Primary roles of BrowserRouter, Routes, and Route, and basic route setup
Tests v6 routing hierarchy. BrowserRouter provides history; Routes picks one match; Route maps path to element. Wrap Routes in BrowserRouter with nested Route elements for / and /about. Red flag: omitting the router or confusing Routes with Switch.

What is the fundamental difference between client-side and server-side routing?
WHAT IT TESTS: You know server routing fetches HTML pages, while client routing runs in the browser. ANSWER OUTLINE: Server routes return full documents and reload; client routes swap JS views and use the History API without server requests.

CSS Custom Properties vs JS Theme Object in React
Tests render overhead vs CSS cascade. Strong answers: CSS variables update styles without re-renders, while JS theme objects in Context force subtree re-renders. Mention scoping, SSR FOUC, and setProperty interop.

What is a stale closure in React hooks?
Tests closures and hook dependencies. A strong answer defines stale closure as capturing an outdated variable, shows a useEffect interval with stale state, and fixes it with dependencies and cleanup. Red flag: omitting cleanup or using refs blindly.

Describe combining useContext and useReducer for scalable feature state
This tests replacing prop drilling with a context-reducer pattern. A strong answer covers two contexts for state and dispatch, a provider wrapping the subtree, and a pure reducer. A red flag is one global context or async logic inside the reducer.

Compare HOCs and custom hooks for sharing logic
Tests your grasp of React's shift from wrapper-based to function-based logic reuse. Hooks eliminate wrapper hell and implicit props by extracting stateful behavior into plain functions without nesting components. Red flag: calling hooks just sugar.

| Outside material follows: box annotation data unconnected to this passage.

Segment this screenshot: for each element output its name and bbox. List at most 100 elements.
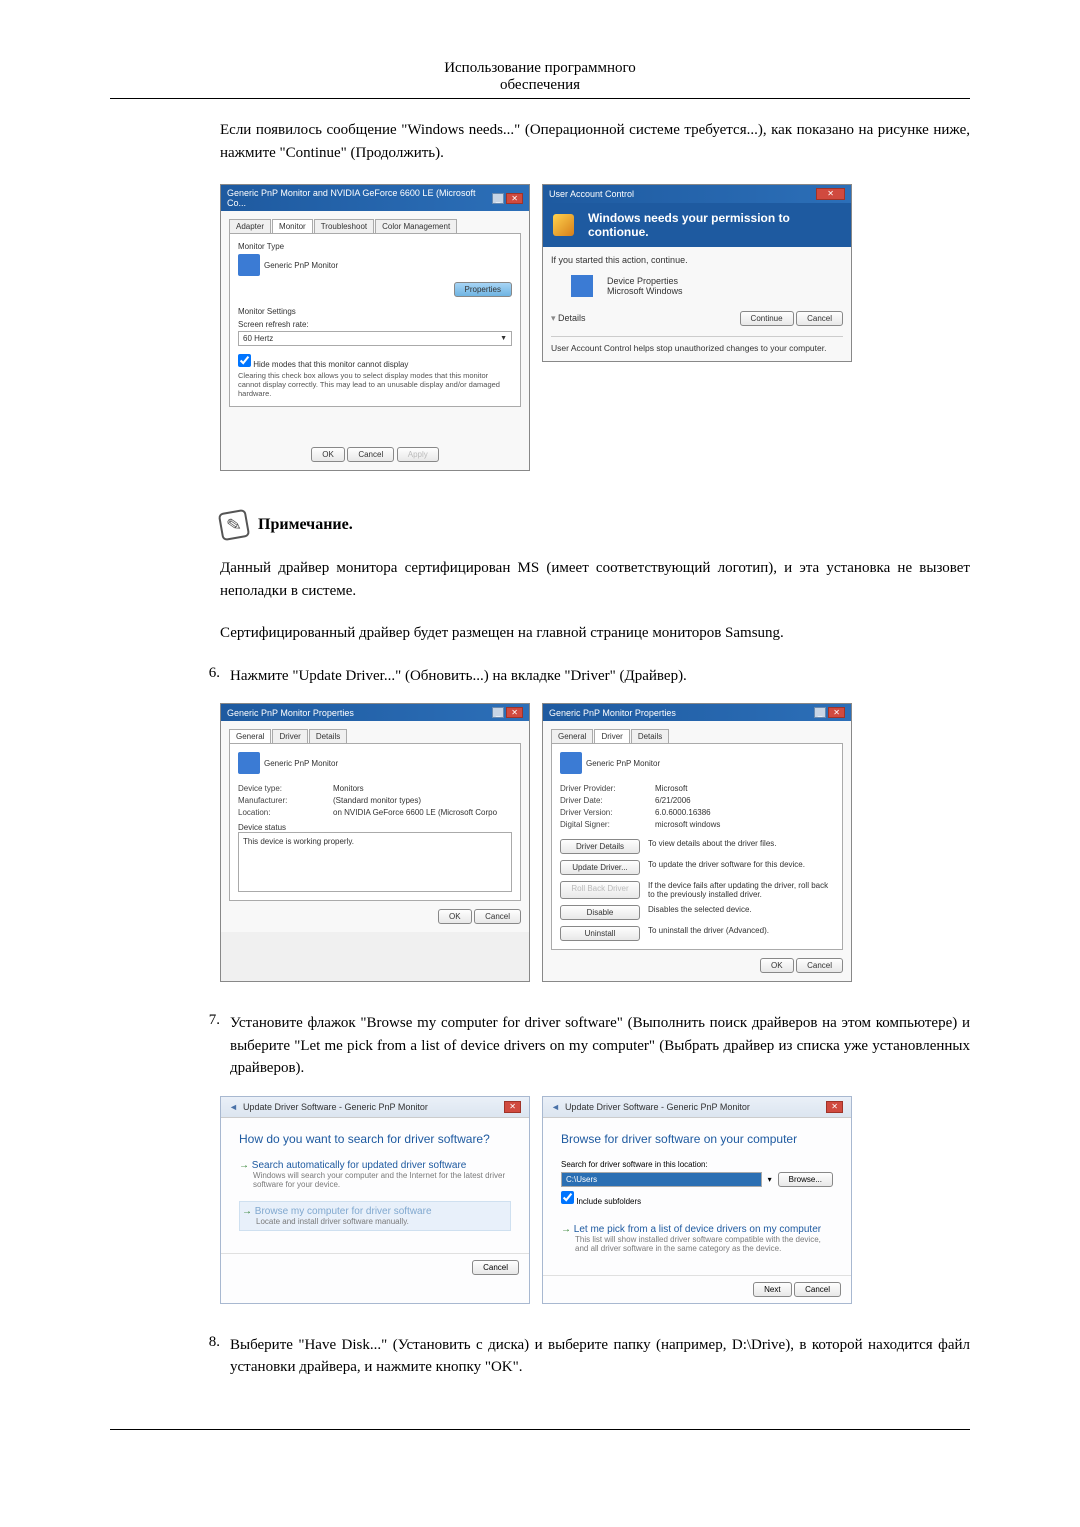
step-6: 6. Нажмите "Update Driver..." (Обновить.…: [110, 665, 970, 688]
close-button[interactable]: ✕: [826, 1101, 843, 1113]
screenshot-row-2: Generic PnP Monitor Properties _✕ Genera…: [220, 703, 970, 982]
monitor-type-label: Monitor Type: [238, 242, 512, 251]
pencil-icon: ✎: [218, 509, 250, 541]
monitor-props-general-window: Generic PnP Monitor Properties _✕ Genera…: [220, 703, 530, 982]
uac-item-publisher: Microsoft Windows: [607, 286, 683, 296]
tabs: Adapter Monitor Troubleshoot Color Manag…: [229, 219, 521, 234]
browse-button[interactable]: Browse...: [778, 1172, 833, 1187]
driver-details-button[interactable]: Driver Details: [560, 839, 640, 854]
titlebar: User Account Control ✕: [543, 185, 851, 203]
minimize-button[interactable]: _: [814, 707, 826, 718]
continue-button[interactable]: Continue: [740, 311, 794, 326]
next-button[interactable]: Next: [753, 1282, 791, 1297]
tab-general[interactable]: General: [229, 729, 271, 743]
monitor-icon: [238, 752, 260, 774]
win-title: Generic PnP Monitor Properties: [549, 708, 676, 718]
properties-button[interactable]: Properties: [454, 282, 512, 297]
monitor-props-driver-window: Generic PnP Monitor Properties _✕ Genera…: [542, 703, 852, 982]
close-button[interactable]: ✕: [828, 707, 845, 718]
include-subfolders-checkbox[interactable]: [561, 1191, 574, 1204]
wiz-option-pick[interactable]: Let me pick from a list of device driver…: [561, 1224, 833, 1253]
step-text: Выберите "Have Disk..." (Установить с ди…: [230, 1334, 970, 1379]
wiz-option-browse[interactable]: Browse my computer for driver software L…: [239, 1201, 511, 1231]
uac-details-link[interactable]: ▾ Details: [551, 313, 586, 324]
monitor-icon: [238, 254, 260, 276]
tab-details[interactable]: Details: [309, 729, 347, 743]
close-button[interactable]: ✕: [506, 707, 523, 718]
cancel-button[interactable]: Cancel: [796, 311, 843, 326]
monitor-properties-window: Generic PnP Monitor and NVIDIA GeForce 6…: [220, 184, 530, 471]
cancel-button[interactable]: Cancel: [347, 447, 394, 462]
titlebar: Generic PnP Monitor Properties _✕: [221, 704, 529, 721]
rollback-driver-button[interactable]: Roll Back Driver: [560, 881, 640, 899]
update-driver-wizard-1: ◄ Update Driver Software - Generic PnP M…: [220, 1096, 530, 1304]
monitor-icon: [560, 752, 582, 774]
cancel-button[interactable]: Cancel: [474, 909, 521, 924]
close-button[interactable]: ✕: [816, 188, 845, 200]
note-p1: Данный драйвер монитора сертифицирован M…: [220, 557, 970, 602]
apply-button[interactable]: Apply: [397, 447, 439, 462]
refresh-rate-select[interactable]: 60 Hertz: [238, 331, 512, 346]
uac-title: User Account Control: [549, 189, 634, 199]
uac-window: User Account Control ✕ Windows needs you…: [542, 184, 852, 362]
step-text: Установите флажок "Browse my computer fo…: [230, 1012, 970, 1080]
tab-details[interactable]: Details: [631, 729, 669, 743]
ok-button[interactable]: OK: [760, 958, 794, 973]
cancel-button[interactable]: Cancel: [796, 958, 843, 973]
close-button[interactable]: ✕: [504, 1101, 521, 1113]
uac-ifstarted: If you started this action, continue.: [551, 255, 843, 265]
note-heading: Примечание.: [258, 516, 353, 534]
step-8: 8. Выберите "Have Disk..." (Установить с…: [110, 1334, 970, 1379]
path-input[interactable]: C:\Users: [561, 1172, 762, 1187]
hide-modes-checkbox[interactable]: [238, 354, 251, 367]
device-name: Generic PnP Monitor: [264, 759, 338, 768]
step-num: 6.: [192, 665, 220, 688]
chevron-down-icon: ▾: [551, 313, 556, 323]
step-num: 7.: [192, 1012, 220, 1080]
device-name: Generic PnP Monitor: [586, 759, 660, 768]
uninstall-button[interactable]: Uninstall: [560, 926, 640, 941]
uac-banner: Windows needs your permission to contion…: [543, 203, 851, 247]
disable-button[interactable]: Disable: [560, 905, 640, 920]
ok-button[interactable]: OK: [311, 447, 345, 462]
device-status-box: This device is working properly.: [238, 832, 512, 892]
tab-general[interactable]: General: [551, 729, 593, 743]
note-header: ✎ Примечание.: [220, 511, 970, 539]
back-icon[interactable]: ◄: [551, 1102, 560, 1112]
ok-button[interactable]: OK: [438, 909, 472, 924]
tab-colormgmt[interactable]: Color Management: [375, 219, 457, 233]
monitor-settings-label: Monitor Settings: [238, 307, 512, 316]
titlebar: Generic PnP Monitor Properties _✕: [543, 704, 851, 721]
minimize-button[interactable]: _: [492, 193, 504, 204]
cancel-button[interactable]: Cancel: [472, 1260, 519, 1275]
close-button[interactable]: ✕: [506, 193, 523, 204]
header-line1: Использование программного: [444, 60, 636, 76]
win-title: Generic PnP Monitor Properties: [227, 708, 354, 718]
uac-heading: Windows needs your permission to contion…: [588, 211, 841, 239]
uac-item-title: Device Properties: [607, 276, 683, 286]
cancel-button[interactable]: Cancel: [794, 1282, 841, 1297]
tab-driver[interactable]: Driver: [594, 729, 629, 743]
header-line2: обеспечения: [500, 77, 580, 93]
device-status-label: Device status: [238, 823, 512, 832]
win-title: Generic PnP Monitor and NVIDIA GeForce 6…: [227, 188, 492, 208]
minimize-button[interactable]: _: [492, 707, 504, 718]
tab-driver[interactable]: Driver: [272, 729, 307, 743]
screenshot-row-1: Generic PnP Monitor and NVIDIA GeForce 6…: [220, 184, 970, 471]
shield-icon: [553, 214, 574, 236]
chevron-down-icon[interactable]: ▾: [768, 1175, 772, 1184]
back-icon[interactable]: ◄: [229, 1102, 238, 1112]
wiz-crumb: Update Driver Software - Generic PnP Mon…: [565, 1102, 750, 1112]
wiz-option-auto[interactable]: Search automatically for updated driver …: [239, 1160, 511, 1189]
tab-monitor[interactable]: Monitor: [272, 219, 313, 233]
screenshot-row-3: ◄ Update Driver Software - Generic PnP M…: [220, 1096, 970, 1304]
update-driver-button[interactable]: Update Driver...: [560, 860, 640, 875]
tab-adapter[interactable]: Adapter: [229, 219, 271, 233]
footer-rule: [110, 1429, 970, 1430]
intro-paragraph: Если появилось сообщение "Windows needs.…: [220, 119, 970, 164]
wiz-heading: How do you want to search for driver sof…: [239, 1132, 511, 1146]
tab-troubleshoot[interactable]: Troubleshoot: [314, 219, 374, 233]
monitor-name: Generic PnP Monitor: [264, 261, 338, 270]
note-p2: Сертифицированный драйвер будет размещен…: [220, 622, 970, 645]
search-label: Search for driver software in this locat…: [561, 1160, 833, 1169]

Explain the difference between useMemo and useCallback
This tests whether useMemo caches values while useCallback caches functions, and why that matters for React.memo. A strong answer notes React.memo uses Object.is, so a new inline function prop triggers a child re-render. Red flag: claiming they are the same.

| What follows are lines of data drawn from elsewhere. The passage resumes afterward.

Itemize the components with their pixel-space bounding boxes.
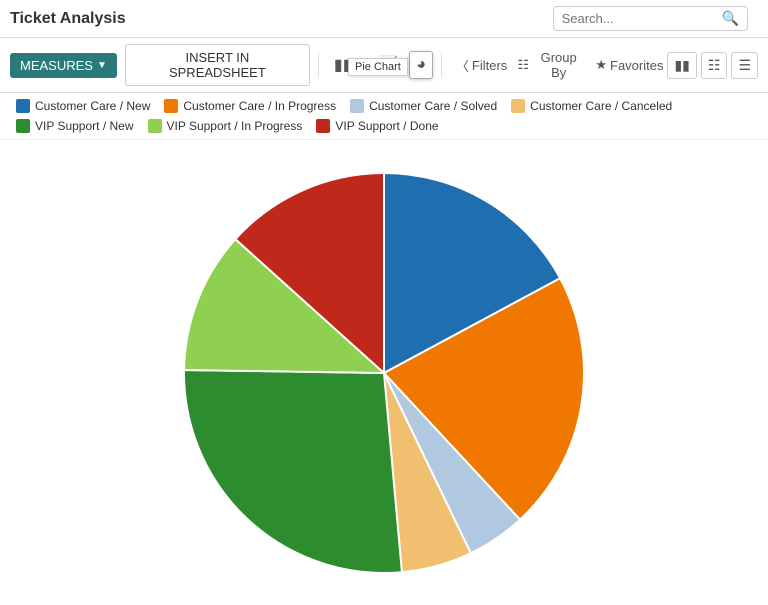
measures-button[interactable]: MEASURES ▼ (10, 53, 117, 78)
search-input[interactable] (562, 11, 722, 26)
groupby-button[interactable]: ☷ Group By (517, 50, 585, 80)
view-bar-icon-button[interactable]: ▮▮ (667, 52, 696, 79)
toolbar-actions: 〈 Filters ☷ Group By ★ Favorites (456, 50, 664, 80)
legend-item-vip-done: VIP Support / Done (316, 119, 438, 133)
legend-label-cc-new: Customer Care / New (35, 99, 150, 113)
view-grid-icon-button[interactable]: ☷ (701, 52, 728, 79)
pie-chart (164, 163, 604, 583)
pie-chart-icon: ◕ (416, 56, 426, 73)
legend-label-vip-inprogress: VIP Support / In Progress (167, 119, 303, 133)
filters-button[interactable]: 〈 Filters (456, 56, 507, 75)
legend-swatch-cc-inprogress (164, 99, 178, 113)
favorites-button[interactable]: ★ Favorites (595, 57, 663, 73)
legend-swatch-vip-new (16, 119, 30, 133)
insert-spreadsheet-button[interactable]: INSERT IN SPREADSHEET (125, 44, 310, 86)
legend-item-cc-solved: Customer Care / Solved (350, 99, 497, 113)
pie-chart-tooltip: Pie Chart (348, 58, 408, 76)
legend-swatch-vip-inprogress (148, 119, 162, 133)
measures-label: MEASURES (20, 58, 93, 73)
legend: Customer Care / New Customer Care / In Pr… (0, 93, 768, 140)
groupby-label: Group By (532, 50, 585, 80)
legend-item-cc-inprogress: Customer Care / In Progress (164, 99, 336, 113)
legend-label-cc-canceled: Customer Care / Canceled (530, 99, 672, 113)
filter-icon: 〈 (456, 56, 469, 75)
legend-item-vip-new: VIP Support / New (16, 119, 134, 133)
measures-arrow-icon: ▼ (97, 60, 107, 71)
pie-segment-4[interactable] (184, 370, 402, 573)
legend-swatch-cc-new (16, 99, 30, 113)
header: Ticket Analysis 🔍 (0, 0, 768, 38)
toolbar-separator-1 (318, 53, 319, 77)
legend-label-vip-done: VIP Support / Done (335, 119, 438, 133)
legend-label-cc-solved: Customer Care / Solved (369, 99, 497, 113)
view-buttons: ▮▮ ☷ ☰ (667, 52, 758, 79)
legend-item-cc-canceled: Customer Care / Canceled (511, 99, 672, 113)
legend-swatch-cc-canceled (511, 99, 525, 113)
legend-item-cc-new: Customer Care / New (16, 99, 150, 113)
toolbar-separator-2 (441, 53, 442, 77)
star-icon: ★ (595, 57, 607, 73)
legend-item-vip-inprogress: VIP Support / In Progress (148, 119, 303, 133)
pie-chart-button[interactable]: ◕ (409, 51, 433, 79)
legend-label-vip-new: VIP Support / New (35, 119, 134, 133)
legend-swatch-cc-solved (350, 99, 364, 113)
groupby-icon: ☷ (517, 57, 529, 73)
favorites-label: Favorites (610, 58, 663, 73)
search-box: 🔍 (553, 6, 748, 31)
page-title: Ticket Analysis (10, 10, 126, 28)
view-list-icon-button[interactable]: ☰ (731, 52, 758, 79)
legend-swatch-vip-done (316, 119, 330, 133)
legend-label-cc-inprogress: Customer Care / In Progress (183, 99, 336, 113)
chart-area (0, 140, 768, 605)
filters-label: Filters (472, 58, 507, 73)
search-icon-button[interactable]: 🔍 (722, 10, 739, 27)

Explain useReducer and when to prefer it over useState
Tests if you know useReducer centralizes complex state transitions better than scattered useState. Answer: define reducer/dispatch, then contrast with useState via interdependent fields or deep updates. Red flag: calling it only for global state or Redux.

What is a custom hook? Write a simple useToggle example.
What it tests: Whether you see hooks as stateful logic extraction. Outline: Define a use-prefixed function calling hooks; write useToggle with useState and callback; explain extraction vs duplication. Red flag: Helpers without hooks or missing use prefix.

How does children work, and why is it fundamental to composition?
Tests React composition knowledge. Good answer: children is a prop holding nested JSX; a Card wrapper renders {children} to let parents inject markup; contrast with prop-driven text. Red flag: calling children magic syntax instead of a standard prop.

What is prop drilling in React?
WHAT IT TESTS: Awareness of coupling when props tunnel through indifferent layers. ANSWER OUTLINE: Define it as threading props through middle layers; give a three-layer example like a theme toggle; cite useContext. RED FLAG: Using Context for every prop.